(By Robert Johnson, CFA) The highlight of the week turned out to be Federal Reserve chairman Ben Bernanke's comments suggesting that the economy might not be as strong as it looks, and that he would entertain additional easing measures if it performs worse than expected. Rather than panic over the potential weakness, stock and bond traders embraced the thought that more quantitative easing was in the cards and equity markets soared. Go figure.
Personal income and spending data late in the week suggested that consumers were on yet another buying binge even as inflation-adjusted incomes appeared to falter. My personal thought is that the income data has been exceptionally erratic and subject to large upward revisions. Meanwhile, the booming consumption number includes strong auto sales in February that benefited from the previous month's powerful auto sales that somehow didn't make it into January's consumption number. Every dollar of auto sales goes into the consumption number, even if those sales are financed for over five years, distorting the relation between consumption and income. So beware the economist proffering warnings that the consumer is running on fumes. As long as employment continues to grow, the income data eventually has to follow. More news on the job front next week.
Good News/Bad News From the Personal Income and Expenditure Report
The good news first: Consumer expenditures were up 0.8% sequentially in February, and January's figure was revised from 0.2% to 0.4%. Even after inflation, consumption growth was up 0.2% in January and 0.5% in February. I believe that at least some of that large month-to-month improvement was due to auto sales that looked soft in January according to government data, even as industry data was relatively strong in both months.
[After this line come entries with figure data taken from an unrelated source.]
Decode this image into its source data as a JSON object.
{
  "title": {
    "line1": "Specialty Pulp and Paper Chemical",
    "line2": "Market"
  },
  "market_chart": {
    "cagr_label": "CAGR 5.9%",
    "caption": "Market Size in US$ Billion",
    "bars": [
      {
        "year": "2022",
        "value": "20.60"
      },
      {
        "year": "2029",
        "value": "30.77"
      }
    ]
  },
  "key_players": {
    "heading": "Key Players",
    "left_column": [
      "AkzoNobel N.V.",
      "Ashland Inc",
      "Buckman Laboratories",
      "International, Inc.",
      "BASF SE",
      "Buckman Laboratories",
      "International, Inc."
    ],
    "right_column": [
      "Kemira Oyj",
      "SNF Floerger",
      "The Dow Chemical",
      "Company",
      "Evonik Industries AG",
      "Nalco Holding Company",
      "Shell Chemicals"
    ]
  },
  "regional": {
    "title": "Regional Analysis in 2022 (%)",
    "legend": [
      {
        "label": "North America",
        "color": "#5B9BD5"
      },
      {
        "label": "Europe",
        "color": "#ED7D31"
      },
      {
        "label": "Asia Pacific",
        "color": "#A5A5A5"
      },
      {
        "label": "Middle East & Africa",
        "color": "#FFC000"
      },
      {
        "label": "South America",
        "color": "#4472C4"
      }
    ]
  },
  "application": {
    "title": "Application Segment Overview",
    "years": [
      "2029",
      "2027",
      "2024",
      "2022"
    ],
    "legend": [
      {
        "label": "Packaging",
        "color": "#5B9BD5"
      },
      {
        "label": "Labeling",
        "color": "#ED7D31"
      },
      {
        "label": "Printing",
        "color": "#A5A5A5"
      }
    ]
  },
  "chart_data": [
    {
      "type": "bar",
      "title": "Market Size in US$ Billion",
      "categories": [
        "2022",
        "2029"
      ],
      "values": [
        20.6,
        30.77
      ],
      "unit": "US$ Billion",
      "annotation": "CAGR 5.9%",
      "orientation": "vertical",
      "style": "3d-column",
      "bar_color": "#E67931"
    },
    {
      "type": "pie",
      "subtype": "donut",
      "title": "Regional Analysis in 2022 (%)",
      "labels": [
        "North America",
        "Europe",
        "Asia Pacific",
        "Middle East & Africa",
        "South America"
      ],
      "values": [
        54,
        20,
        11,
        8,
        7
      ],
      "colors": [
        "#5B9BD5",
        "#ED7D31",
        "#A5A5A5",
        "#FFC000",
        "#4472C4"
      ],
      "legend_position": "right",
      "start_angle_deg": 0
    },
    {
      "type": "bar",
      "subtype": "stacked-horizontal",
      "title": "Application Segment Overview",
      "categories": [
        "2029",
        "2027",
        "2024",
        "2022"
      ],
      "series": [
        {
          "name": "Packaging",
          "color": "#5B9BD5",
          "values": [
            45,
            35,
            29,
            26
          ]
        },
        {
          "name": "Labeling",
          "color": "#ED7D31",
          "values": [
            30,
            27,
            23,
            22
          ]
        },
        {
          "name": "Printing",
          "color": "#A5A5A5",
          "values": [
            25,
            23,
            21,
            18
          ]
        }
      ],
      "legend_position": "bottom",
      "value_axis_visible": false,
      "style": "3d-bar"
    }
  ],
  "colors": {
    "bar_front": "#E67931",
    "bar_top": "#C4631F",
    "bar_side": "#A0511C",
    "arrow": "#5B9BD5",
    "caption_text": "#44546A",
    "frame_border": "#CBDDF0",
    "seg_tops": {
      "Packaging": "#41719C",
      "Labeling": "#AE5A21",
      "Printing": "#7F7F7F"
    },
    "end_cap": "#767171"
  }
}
But what really got me excited about the month-to-month report was a large increase in the massive services sector that, heretofore, had improved at a glacial pace. I was especially pleased to see a strong services number because those dollars are spend primarily in the U.S., boosting the U.S. employment rate, unlike a lot of retail goods that are produced overseas. However, I should caution that even numbers this good are government data subject to revision, and it is just one month of dramatic improvement.
The consumption numbers were good enough to send economists back to the drawing board yet again for their first-quarter GDP estimate. First-quarter consumption now looks like it could be above 2% (and representing 70% of GDP), forcing many economists to boost their first quarter GDP growth estimates to 2.0%-2.5% from 1.0%-2.0% just two weeks ago. With only minimal improvement in March, the first quarter should show consumption growth of more than 2.3%, exceeding the fourth quarter's 2.1%. Our weekly retail sales report data has kept me on the right side of arguments concerning consumption growth. Remember, January growth according to the official government report was originally a big fat goose egg, which reminds us not to rely too much on any one data point.
Even as consumption numbers seemed unreasonably and inexplicably strong, income numbers were incredibly weak. Reported disposable income growth of 0.2% looked puny compared to spending growth of 0.8%. Things got even worse when adjusted for inflation. Income adjusted for inflation declined 0.1% in January and 0.2% in February.
So Why Is Spending So Far Ahead of Income?
I think at least part of the reason is that I believe the income numbers seem a little light given relatively strong employment growth. I think the relatively strong employment numbers versus meager wage growth (even before inflation) seems to indicate the potential for an upward revision. Also, real disposable incomes are being held back by taxes that are growing much faster than incomes. I surmise that many of these taxes are being paid by those that are better off, and the higher taxes aren't changing their spending habits, especially given the strong stock market. And some of the slow income growth is due to substantially smaller unemployment checks and Medicare and Medicaid payments, not entirely bad things (fewer unemployed, more people covered under work-related insurance, better health outcomes).
Finally as the use of credit increases, especially with a hot auto market, spending can move up without more income. The full cost of auto goes immediately into GDP and consumption while the cost can be financed over five years. Just as consumption fell dramatically faster than incomes at the beginning of the recession as credit contracted, consumption can go up faster than incomes as credit expand. Recent Fed data suggests that consumers have done just that.
Some observers fear that we are returning to our credit drunken ways. No way. I certainly don't want to return to a world where the only way to buy a car is with cash. By the way, in normal times when the proportion of people buying cars and using credit is at least relatively constant, one doesn't have to worry much about the mismatch between auto purchases, consumption, and income. But when auto sales increase more than 50% from the bottom and most of those cars are bought on credit, that is a big deal. In addition, the additional auto credit isn't coming from of crazed bankers but rational financial institutions. In retrospect, auto loans turned out to be a lot safer than mortgage loans (at least you could repossess a car and people tended to make their car payments ahead of mortgage payments).